Getting the policy right

Martin Makaryan — Strategy and Operations Manager, Government Affairs

The government must support modernizing America’s built environment through applied AI

In the decades since the internet revolutionized our society, America has lived in two different realities. In our digital lives, commerce has become instant, frictionless and intuitive. We can order groceries with a tap, stream movies in seconds and authenticate our identities with a glance at our phones. But the moment we step into the physical world, whether a parking garage or a commercial building, we face the realities of friction. We find ourselves fumbling for tickets, waiting at gates and navigating manual payment systems built for a pre-digital era. 

America’s physical infrastructure is decades behind its digital counterpart. Beyond the inconvenience to the average person, this gap represents a massive loss in productivity and quality of life. The solution isn’t just "better” concrete or "smarter" apps. With the ongoing AI revolution, there’s a real opportunity to fundamentally rethink how we interact with the built environments around us in cities big and small. A layer of applied AI that makes physical spaces as intelligent as virtual ecosystems can help make the real world as frictionless as the digital one.

A new paradigm

The Recognition Economy is part of the physical world’s transformation powered by advancements in computer vision and AI. At Metropolis, we think of it as a fundamental shift: A move away from physical artifacts like keys, cards and tickets toward a world where our presence becomes the key to seamless transactions, giving back more of humanity’s most valuable asset: time.

In this economy, every interaction is a transparent and proportionate exchange. A consumer provides a signal — be it a vehicle, their presence, or a device — in exchange for specific services like access, payment or safety. When a computer vision system recognizes a car entering a garage and processes payment without the driver ever interacting with a kiosk, that’s the Recognition Economy in action.

The policy challenge: Innovation vs. regulation

The question today is not whether this technology will modernize American infrastructure; that process is already in motion. The real question is whether our public policy will be designed to make that modernization work for everyone.

Currently, American cities are navigating a confusing patchwork of local ordinances and state bills — many written before this technology even existed — while Washington tries to institute a federal AI framework. Meanwhile, global competitors are deploying intelligent infrastructure at a national scale. To ensure America leads rather than imports this transition, we must adopt policy principles that foster innovation and ensure every American tangibly benefits from the shift into the Recognition Economy.

First, we must reject preemptive bans. Prohibiting technology categories before evidence of systematic harm exists is a policy failure that forfeits the public benefits of modernization to political anxiety. Instead, legislation should be narrow and specific, targeting defined harms in specific contexts rather than using vague terms that create regulatory ambiguity.

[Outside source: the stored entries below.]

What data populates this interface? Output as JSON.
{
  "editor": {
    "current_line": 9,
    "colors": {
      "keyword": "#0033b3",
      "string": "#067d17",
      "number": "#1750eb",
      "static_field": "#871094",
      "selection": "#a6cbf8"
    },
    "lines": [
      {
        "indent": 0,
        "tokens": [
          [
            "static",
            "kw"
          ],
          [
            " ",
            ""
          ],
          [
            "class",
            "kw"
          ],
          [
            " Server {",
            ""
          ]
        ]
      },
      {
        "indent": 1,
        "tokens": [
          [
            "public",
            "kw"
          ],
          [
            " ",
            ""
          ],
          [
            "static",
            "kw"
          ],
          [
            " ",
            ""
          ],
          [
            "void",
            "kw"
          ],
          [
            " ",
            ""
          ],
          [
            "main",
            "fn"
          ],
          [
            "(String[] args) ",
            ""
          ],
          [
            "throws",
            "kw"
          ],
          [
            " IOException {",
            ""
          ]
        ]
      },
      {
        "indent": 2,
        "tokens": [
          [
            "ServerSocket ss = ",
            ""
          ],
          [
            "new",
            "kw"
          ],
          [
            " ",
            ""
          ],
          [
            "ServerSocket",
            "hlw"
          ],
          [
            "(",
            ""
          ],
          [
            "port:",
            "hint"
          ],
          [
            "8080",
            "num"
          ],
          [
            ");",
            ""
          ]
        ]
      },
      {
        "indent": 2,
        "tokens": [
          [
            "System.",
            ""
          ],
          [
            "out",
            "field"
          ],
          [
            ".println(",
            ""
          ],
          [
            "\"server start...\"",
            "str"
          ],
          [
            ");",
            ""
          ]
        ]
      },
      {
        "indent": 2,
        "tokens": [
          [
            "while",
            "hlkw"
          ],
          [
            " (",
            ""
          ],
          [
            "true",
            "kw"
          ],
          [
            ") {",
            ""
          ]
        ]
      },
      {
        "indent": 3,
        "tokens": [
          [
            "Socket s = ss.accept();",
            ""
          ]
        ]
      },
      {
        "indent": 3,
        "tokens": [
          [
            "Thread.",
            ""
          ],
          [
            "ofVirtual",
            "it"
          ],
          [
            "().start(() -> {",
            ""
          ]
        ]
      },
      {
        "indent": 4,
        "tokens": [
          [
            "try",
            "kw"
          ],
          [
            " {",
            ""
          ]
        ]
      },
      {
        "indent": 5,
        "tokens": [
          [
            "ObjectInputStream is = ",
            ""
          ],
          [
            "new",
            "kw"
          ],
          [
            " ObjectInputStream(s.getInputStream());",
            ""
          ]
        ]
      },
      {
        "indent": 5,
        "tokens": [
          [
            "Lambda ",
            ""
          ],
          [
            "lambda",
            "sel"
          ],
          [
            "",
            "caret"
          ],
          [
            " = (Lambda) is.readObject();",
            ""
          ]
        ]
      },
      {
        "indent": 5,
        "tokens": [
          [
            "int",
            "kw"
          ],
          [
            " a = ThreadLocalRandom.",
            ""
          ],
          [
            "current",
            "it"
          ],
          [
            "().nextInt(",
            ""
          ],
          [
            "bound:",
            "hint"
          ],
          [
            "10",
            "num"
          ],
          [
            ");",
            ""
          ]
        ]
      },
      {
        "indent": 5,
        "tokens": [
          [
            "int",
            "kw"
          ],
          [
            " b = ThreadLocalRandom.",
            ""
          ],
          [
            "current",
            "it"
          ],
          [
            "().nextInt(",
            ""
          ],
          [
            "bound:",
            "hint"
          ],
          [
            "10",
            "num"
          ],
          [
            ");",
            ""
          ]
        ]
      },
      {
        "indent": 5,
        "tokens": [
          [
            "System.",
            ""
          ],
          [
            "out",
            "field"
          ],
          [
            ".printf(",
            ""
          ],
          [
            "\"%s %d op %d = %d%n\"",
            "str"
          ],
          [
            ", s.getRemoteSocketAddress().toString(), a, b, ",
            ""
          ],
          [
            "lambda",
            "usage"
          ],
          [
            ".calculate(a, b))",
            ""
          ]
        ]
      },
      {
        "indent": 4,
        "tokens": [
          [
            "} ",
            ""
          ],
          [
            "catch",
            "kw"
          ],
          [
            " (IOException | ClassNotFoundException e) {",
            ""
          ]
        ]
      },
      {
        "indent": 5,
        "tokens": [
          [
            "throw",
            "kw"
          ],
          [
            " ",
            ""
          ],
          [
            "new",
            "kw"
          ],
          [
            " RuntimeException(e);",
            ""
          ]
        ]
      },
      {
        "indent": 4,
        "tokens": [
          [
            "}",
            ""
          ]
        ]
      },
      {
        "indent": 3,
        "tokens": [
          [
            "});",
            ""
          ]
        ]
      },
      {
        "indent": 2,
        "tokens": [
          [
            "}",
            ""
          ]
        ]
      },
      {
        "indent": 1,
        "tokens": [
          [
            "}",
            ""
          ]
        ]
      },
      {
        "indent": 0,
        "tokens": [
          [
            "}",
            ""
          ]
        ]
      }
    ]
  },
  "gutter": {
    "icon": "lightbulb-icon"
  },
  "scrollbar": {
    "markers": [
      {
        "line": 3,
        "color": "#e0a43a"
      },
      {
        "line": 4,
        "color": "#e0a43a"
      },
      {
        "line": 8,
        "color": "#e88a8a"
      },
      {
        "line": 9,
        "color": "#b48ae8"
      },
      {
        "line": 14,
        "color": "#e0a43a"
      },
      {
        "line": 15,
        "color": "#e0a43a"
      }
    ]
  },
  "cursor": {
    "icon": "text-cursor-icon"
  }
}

Second, the ultimate test for any regulation must be consumer benefit. Good policy should serve the broad public, not the established interests of incumbents who use the language of protection to capture the regulatory process.

Finally, we must treat applied AI as national infrastructure. Just as we prioritize funding for roads and bridges, the sensor networks and AI systems that make those physical assets function efficiently deserve equivalent treatment in our legislation and funding programs, and the full support of local, state and federal governments through pilots, incentives and regulatory sandboxes.

Local officials have the power to transform the daily experience of residents in the time it takes Congress to hold a single hearing. By embracing public-private partnerships, procurement reform and municipal pilots, city and state leaders can reduce congestion, improve safety and enhance the urban quality of life.

The age of applied AI is here, present in every transit corridor and parking facility where millions move every day. By building rules that are as intelligent as the infrastructure they govern and fostering innovation through incentives and proactive programs, we can ensure America leads in AI and ushers in a new era of prosperity. Everyday Americans win when we foster applied AI.